Urban-Rural

2020, Jun 24    

I have probably listened to Drudkh’s entire discography ten times over, except for Anti-Urban which just seems like a completely pointless EP. If you want to hear the best of Drudkh, I recommend the first 10 minutes of Autumn Aurora - but that’s not really what I want to focus on here. Anti-Urban might be a terrible album by Drudkh standards but it does have an interesting name.

Drudkh are hardcore Ukrainian nationalists of the poets-and-folklore type. They are, to me, similar in sentiment to Alphonse Mucha, who left his cushy advertising job in Paris to chronicle the history of all Slavic peoples in the Slav Epic. Czech national identity in the early days consisted of pulling legends and folklore from different parts of the imagined country and performing them in tours around the same imagined country, creating a common social fabric of metaphors drawn from stories. In this way, storytellers have bound regions together from time immemorial - the Icelandic eddas, the Kyrgyz Manas, the bandurists of Ukraine, the list goes on for a while.

The regions that storytellers bind together in this way are often rural. Cities don’t have as much of a need for traveling storytellers and often become the sites of development for a sedentary classical culture, which pulls from a mixture of itinerant folk elements and new methods of production, but distinct from the folk. Liszt’s Hungarian Rhapsody and Brahms’ Hungarian Dance No. 5 are kind of perfect examples of this. Both composers borrowed heavily from Roma music forms and melodies to construct those pieces. I have a feeling “Hungarian” back in those days was a way of saying “exotic” in the same way that “Oriental” came to be, once Hungary was de-mystified.

Anti-Urban is a way of saying “We are folk, and our culture is important as well” - an assertion of the legitimacy of art and symbolism, stories and metaphor produced at the periphery of wealth and power. To Ukrainian nationalists in particular, who have historically been chased out of cities and had to survive in the wilderness to continue their partisan campaign, Anti-Urban is a sentiment that at some point perhaps became one and the same as Anti-Russian or Anti-Polish or Anti-German or Anti-Austro-Hungarian; Anti-Invader.

I can’t help but see this type of defiance play itself out in politics all over the world. I hear “east coast elite” with the same beleaguered sentiment as “Anti-Urban”. Now, to be clear, Ukrainian nationalists have fought brutally and shed a lot of blood, and many people sacrificed their lives in order to get where they are now.
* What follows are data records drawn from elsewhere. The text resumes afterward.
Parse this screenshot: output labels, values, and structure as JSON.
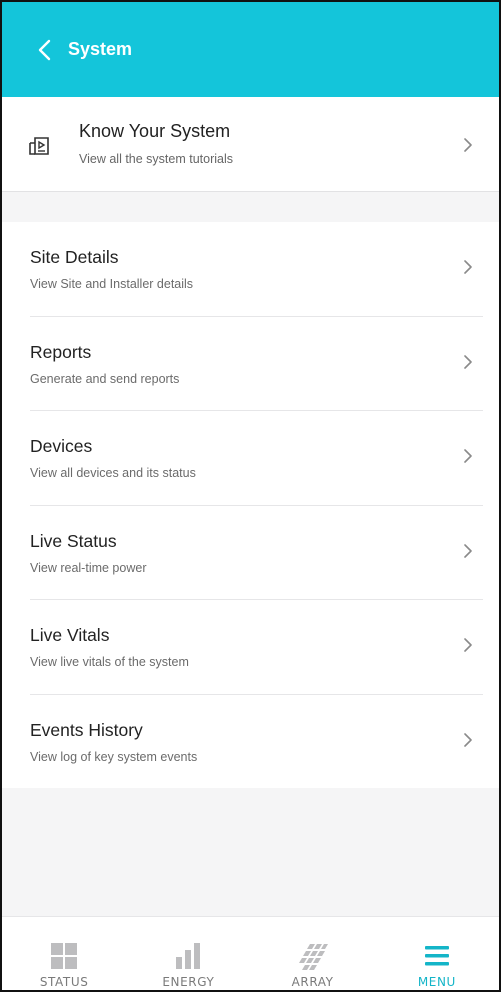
{
  "header": {
    "title": "System"
  },
  "know_system": {
    "title": "Know Your System",
    "subtitle": "View all the system tutorials"
  },
  "menu_items": [
    {
      "title": "Site Details",
      "subtitle": "View Site and Installer details"
    },
    {
      "title": "Reports",
      "subtitle": "Generate and send reports"
    },
    {
      "title": "Devices",
      "subtitle": "View all devices and its status"
    },
    {
      "title": "Live Status",
      "subtitle": "View real-time power"
    },
    {
      "title": "Live Vitals",
      "subtitle": "View live vitals of the system"
    },
    {
      "title": "Events History",
      "subtitle": "View log of key system events"
    }
  ],
  "tabbar": {
    "tabs": [
      {
        "label": "STATUS",
        "icon": "status-icon",
        "active": false
      },
      {
        "label": "ENERGY",
        "icon": "energy-icon",
        "active": false
      },
      {
        "label": "ARRAY",
        "icon": "array-icon",
        "active": false
      },
      {
        "label": "MENU",
        "icon": "menu-icon",
        "active": true
      }
    ]
  },
  "colors": {
    "accent": "#14c5da",
    "tab_active": "#14b5c8",
    "tab_inactive": "#b9b9bb"
  }
}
It is not surprising that they are beleaguered and anti-urban. During the course of the past 150 years, Ukraine suffered under the boot of the Russian empire, which sought to homogenize language. Then, under the Austro-Hungarian. Then, as an independent Yiddish-and-Ukrainian state which was demolished by neighboring powers. Ukraine under the Soviets, suffered a brutal forced famine, followed by massive killings at the hands of the Nazis. Then, she provided an enormous bulk of soldiers to fighting off the Nazis. If you want to read more about this, I highly recommend Timothy Snyder’s Bloodlands.

The American right-wing re-appropriation of this rural sentiment strikes me as classic snowflakery and settler-colonialism masking itself as salt-of-the-earth goodness. While Ukraine was always self-sufficient in food and provided exports to support the appetites of urban elites in Moscow, Warsaw, Vienna and Berlin, many American rural areas were originally created to expand the influence of the American government and eliminate indigenous people. Those settlements are untenable without government help, and should be left out to dry, with massive incentives for people to leave their rural homes and come to the cities. If you don’t believe me, take it from Dr Sarah Taber - who highlights the geopolitical importance of turning rural land into corn and how local landlords rather than coastal elites are what make rural life hard. You make America better not by leeching off of the massively productive economic centers that cities are and building a separate, and in my opinion, false rural identity around rejection of the coastal elite values. You do it by integrating into the cities. An overall better proposition for the rural underclass than the rural upper class. Anti-urbanism in the US is sort of a re-branded white flight and it doesn’t serve anyone. Immigrants bring fresh blood, perspective, better work ethic and family values that rural America idolizes but doesn’t practice. Come to the cities, rural America, it’s better there.